Le titre est prometteur et bienvenu, particulièrement en ces temps difficiles où la musique à l’école se réduit à fort peu de chose quand ce n’est au silence, alors que nous en avons tant besoin. La notion d’œuvre est limitée à l’activité d’écoute d’œuvres enregistrées, éliminant ainsi de son champ de recherche tout ce qui relève d’une authentique pratique musicale. « Un processus dynamique et social », le sous-titre, interroge, restreignant encore le domaine d’étude.
L’auteur, enseignant-chercheur à l’INSPE (ex IUFM) de Toulouse, s’est spécialisé dans la recherche relative à l’éducation musicale à l’école. Truffé de citations, en fonction du projet, l’ouvrage est structuré en trois parties. La première est centrée sur l’activité d’écoute d’œuvres dans le cadre scolaire. Son cadre, ses pratiques, ses objectifs réglementaires sont rappelés. La deuxième rend compte d’une expérimentation, visant à faire émerger les représentations de l’œuvre écoutée, et mérite un examen attentif. Trois œuvres, ou plutôt courts fragments, ont été choisis (*). Cinq auditions, séparées de moments d’échanges, de confrontation, de « négociation », par petits groupes constituaient le protocole. Deux groupes d’auditeurs « novices et experts » étaient invités à s’exprimer et partager le fruit de leurs observations. Une analyse détaillée en est conduite par l’auteur. Celle-ci rejoint ce que l’on savait de longue date, à savoir que novices et experts entendent la musique de façon comparable, sinon similaire (**). La troisième partie, intitulée « vers un modèle psycho-sociologique de l’écoute des œuvres à l’école » accrédite le souhait de l’auteur que ses observations conduisent nombre d’enseignants à en adopter la démarche.
La langue, malaisée, porte davantage l’empreinte du jargon des psycho-pédagogues que de celui des neuro-sciences, malgré les contributions essentielles d’Emmanuel Bigand. Les 17 pages de l’indigeste bibliographie pour 267 pages d’un texte aéré – liste oublieuse des riches travaux anglo-saxons – ressemblent fort à un alibi de prétention scientifique.

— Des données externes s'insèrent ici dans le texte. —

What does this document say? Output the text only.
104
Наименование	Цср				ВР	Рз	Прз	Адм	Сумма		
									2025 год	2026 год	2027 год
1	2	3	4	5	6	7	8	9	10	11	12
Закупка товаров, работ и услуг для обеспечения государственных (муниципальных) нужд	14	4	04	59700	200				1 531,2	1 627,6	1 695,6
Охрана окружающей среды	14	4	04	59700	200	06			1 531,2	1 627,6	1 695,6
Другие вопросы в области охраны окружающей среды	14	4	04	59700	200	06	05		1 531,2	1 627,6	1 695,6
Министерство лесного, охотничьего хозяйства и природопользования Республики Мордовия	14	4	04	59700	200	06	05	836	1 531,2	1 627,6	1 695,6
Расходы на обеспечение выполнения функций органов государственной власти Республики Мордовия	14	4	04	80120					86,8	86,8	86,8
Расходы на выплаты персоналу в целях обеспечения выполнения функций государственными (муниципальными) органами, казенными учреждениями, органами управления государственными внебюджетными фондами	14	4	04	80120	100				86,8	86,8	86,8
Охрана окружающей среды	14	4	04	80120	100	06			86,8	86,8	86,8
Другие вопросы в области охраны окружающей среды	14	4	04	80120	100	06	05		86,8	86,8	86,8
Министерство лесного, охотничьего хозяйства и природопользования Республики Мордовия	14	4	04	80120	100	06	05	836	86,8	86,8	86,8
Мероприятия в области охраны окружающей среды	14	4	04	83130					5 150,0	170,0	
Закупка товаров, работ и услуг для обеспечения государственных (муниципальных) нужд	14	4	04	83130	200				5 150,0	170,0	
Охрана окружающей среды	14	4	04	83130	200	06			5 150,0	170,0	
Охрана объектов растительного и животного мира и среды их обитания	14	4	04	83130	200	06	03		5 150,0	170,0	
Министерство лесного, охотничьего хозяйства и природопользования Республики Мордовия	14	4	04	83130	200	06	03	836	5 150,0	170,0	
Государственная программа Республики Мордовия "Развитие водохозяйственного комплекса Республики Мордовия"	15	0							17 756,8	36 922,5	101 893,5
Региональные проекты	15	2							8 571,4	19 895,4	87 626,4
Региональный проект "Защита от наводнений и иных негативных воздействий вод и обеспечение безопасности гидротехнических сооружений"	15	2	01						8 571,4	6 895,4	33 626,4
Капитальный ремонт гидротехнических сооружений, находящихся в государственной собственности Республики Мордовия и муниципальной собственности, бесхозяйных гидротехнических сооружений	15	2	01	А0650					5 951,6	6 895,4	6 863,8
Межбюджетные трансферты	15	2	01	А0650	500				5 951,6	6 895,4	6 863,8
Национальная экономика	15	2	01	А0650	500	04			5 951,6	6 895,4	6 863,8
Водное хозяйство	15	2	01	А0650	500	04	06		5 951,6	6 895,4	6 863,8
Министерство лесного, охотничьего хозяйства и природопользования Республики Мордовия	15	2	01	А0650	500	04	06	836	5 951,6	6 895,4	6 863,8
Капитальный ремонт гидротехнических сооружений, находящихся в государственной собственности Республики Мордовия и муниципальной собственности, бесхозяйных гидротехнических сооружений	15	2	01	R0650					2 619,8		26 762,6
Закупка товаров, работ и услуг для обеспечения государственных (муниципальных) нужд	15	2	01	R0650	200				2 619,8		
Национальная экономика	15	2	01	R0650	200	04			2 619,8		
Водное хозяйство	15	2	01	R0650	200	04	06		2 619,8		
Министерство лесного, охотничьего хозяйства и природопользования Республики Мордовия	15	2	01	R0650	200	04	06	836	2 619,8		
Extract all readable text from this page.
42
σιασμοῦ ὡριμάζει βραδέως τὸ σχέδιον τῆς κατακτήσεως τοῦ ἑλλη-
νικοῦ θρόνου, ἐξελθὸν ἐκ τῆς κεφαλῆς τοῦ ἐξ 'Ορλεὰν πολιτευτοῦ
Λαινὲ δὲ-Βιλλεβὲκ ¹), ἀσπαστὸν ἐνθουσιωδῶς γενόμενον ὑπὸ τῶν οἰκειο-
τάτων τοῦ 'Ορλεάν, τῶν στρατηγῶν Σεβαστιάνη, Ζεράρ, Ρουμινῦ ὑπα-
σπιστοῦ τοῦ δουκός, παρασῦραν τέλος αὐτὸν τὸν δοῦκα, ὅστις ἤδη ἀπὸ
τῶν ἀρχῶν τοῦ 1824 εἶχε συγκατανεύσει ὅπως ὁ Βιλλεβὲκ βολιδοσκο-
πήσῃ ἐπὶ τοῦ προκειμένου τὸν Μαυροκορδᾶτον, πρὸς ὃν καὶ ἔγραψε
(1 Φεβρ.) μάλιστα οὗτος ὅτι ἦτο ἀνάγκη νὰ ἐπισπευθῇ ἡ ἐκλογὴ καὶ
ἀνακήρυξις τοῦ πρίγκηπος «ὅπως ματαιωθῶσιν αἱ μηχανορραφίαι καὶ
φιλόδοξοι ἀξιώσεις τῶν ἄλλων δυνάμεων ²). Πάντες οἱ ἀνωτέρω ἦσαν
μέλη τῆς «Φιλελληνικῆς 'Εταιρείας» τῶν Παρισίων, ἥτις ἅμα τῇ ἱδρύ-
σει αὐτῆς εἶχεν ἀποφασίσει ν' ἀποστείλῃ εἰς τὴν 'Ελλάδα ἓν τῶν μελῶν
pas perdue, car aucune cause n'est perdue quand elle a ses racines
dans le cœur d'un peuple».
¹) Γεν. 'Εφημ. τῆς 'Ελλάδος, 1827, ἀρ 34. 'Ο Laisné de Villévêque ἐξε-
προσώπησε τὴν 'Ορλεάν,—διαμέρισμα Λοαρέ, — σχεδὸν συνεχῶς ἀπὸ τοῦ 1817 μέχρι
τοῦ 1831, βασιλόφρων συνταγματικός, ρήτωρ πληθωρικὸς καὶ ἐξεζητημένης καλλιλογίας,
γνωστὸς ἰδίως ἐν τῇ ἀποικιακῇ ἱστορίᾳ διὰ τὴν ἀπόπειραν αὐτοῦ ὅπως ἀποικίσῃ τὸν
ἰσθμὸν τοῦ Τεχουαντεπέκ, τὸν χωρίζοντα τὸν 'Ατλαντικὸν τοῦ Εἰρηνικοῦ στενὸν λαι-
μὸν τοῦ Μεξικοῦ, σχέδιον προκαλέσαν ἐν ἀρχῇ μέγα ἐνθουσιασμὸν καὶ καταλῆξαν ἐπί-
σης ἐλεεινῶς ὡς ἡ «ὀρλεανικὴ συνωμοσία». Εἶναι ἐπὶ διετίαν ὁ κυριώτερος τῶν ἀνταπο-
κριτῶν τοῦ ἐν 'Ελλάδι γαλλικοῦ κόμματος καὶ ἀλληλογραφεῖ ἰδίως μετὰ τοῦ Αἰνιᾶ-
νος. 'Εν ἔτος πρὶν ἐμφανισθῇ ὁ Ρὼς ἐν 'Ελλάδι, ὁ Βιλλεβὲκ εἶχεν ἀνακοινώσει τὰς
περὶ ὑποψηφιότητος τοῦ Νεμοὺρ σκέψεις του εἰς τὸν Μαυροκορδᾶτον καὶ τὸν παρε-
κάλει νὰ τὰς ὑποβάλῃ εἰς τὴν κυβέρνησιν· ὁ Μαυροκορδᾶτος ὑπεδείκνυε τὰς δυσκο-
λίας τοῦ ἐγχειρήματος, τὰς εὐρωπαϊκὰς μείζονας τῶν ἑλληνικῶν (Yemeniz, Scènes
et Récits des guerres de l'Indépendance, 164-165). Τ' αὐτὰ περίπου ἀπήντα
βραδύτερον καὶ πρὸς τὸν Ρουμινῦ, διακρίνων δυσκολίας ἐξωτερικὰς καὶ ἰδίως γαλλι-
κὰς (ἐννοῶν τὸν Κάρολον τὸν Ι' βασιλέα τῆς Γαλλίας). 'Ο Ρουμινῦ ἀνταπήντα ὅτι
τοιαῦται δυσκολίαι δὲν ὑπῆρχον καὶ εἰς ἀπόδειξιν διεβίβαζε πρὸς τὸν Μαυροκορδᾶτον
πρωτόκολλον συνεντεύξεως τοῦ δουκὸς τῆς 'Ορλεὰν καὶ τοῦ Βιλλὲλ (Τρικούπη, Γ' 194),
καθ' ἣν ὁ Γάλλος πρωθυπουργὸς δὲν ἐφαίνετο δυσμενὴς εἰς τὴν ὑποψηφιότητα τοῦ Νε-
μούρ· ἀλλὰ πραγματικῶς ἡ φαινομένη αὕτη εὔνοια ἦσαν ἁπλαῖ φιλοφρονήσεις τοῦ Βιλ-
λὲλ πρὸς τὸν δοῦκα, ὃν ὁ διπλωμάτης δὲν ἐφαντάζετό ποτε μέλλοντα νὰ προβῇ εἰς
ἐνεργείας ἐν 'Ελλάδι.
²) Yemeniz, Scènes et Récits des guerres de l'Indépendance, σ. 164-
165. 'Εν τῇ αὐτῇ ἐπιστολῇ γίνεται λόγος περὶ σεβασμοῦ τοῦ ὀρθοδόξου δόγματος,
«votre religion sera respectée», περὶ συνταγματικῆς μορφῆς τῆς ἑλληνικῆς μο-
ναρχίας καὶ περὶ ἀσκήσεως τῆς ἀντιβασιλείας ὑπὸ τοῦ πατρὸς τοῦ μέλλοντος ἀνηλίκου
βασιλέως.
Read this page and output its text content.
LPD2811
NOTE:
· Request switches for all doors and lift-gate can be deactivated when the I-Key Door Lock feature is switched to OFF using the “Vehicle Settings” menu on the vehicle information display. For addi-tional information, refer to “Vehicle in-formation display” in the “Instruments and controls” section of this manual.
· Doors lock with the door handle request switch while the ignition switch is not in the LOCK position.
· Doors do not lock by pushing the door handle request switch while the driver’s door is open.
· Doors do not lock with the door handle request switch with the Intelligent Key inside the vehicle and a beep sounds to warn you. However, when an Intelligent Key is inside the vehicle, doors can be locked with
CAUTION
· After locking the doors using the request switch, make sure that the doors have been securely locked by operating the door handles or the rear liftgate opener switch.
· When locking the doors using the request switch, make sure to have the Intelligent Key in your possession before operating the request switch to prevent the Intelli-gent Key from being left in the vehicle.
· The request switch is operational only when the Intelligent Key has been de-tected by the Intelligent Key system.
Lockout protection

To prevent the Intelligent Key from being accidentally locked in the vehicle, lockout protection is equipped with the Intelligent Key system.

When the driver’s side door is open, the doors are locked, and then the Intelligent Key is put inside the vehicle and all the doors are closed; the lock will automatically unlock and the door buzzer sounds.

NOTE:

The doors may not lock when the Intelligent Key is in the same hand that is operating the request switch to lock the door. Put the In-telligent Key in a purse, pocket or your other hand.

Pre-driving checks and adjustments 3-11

Une large part des problématiques est éludée, qui conditionnent l’écoute. Passive ou active ? Les conditions de cette dernière ? Les approches préconisées ? La pratique décrite, chronophage, pour des résultats discutables, est-elle purement expérimentale, ou, au contraire, correspond-elle à ce qui est attendu des enseignants ? L’activité d’expression verbale individuelle, la recherche de l’enrichissement du vocabulaire peuvent-elles, seules, justifier la démarche ? Car c’est bien là la thèse défendue par l’auteur : « la richesse d’une rencontre avec l’œuvre à l’école dépend de la quantité et de la qualité des questions que génère cette rencontre dans la communauté des auditeurs… » Le bénéfice sensible, cognitif et comportemental paraît mince au regard de l’activité et de sa durée. Le lecteur reste largement sur sa faim.
(*) début du prélude du célébrissime Te Deum de Marc-Antoine Charpentier ; Clin d’œil à Jean de La Fontaine, de Jacques Lejeune (1993) ; début de la troisième des Petites liturgies de Messiaen.
(**) D’autant plus que les « experts » le sont fort peu. Les graves lacunes des étudiants en « master des métiers de l’enseignement, de l’éducation et de la formation, éducation musicale » ne laissent pas d’inquiéter et traduisent bien la perte des fondamentaux sans lesquels toute construction paraît vaine. Oserai-je affirmer que nombre d’élèves musiciens de terminale ayant choisi l’option facultative du baccalauréat des décennies passées auraient été en mesure de formuler des observations beaucoup plus riches et d’argumenter de façon solide, bien que ne se destinant pas à transmettre la musique ? Désespérant constat.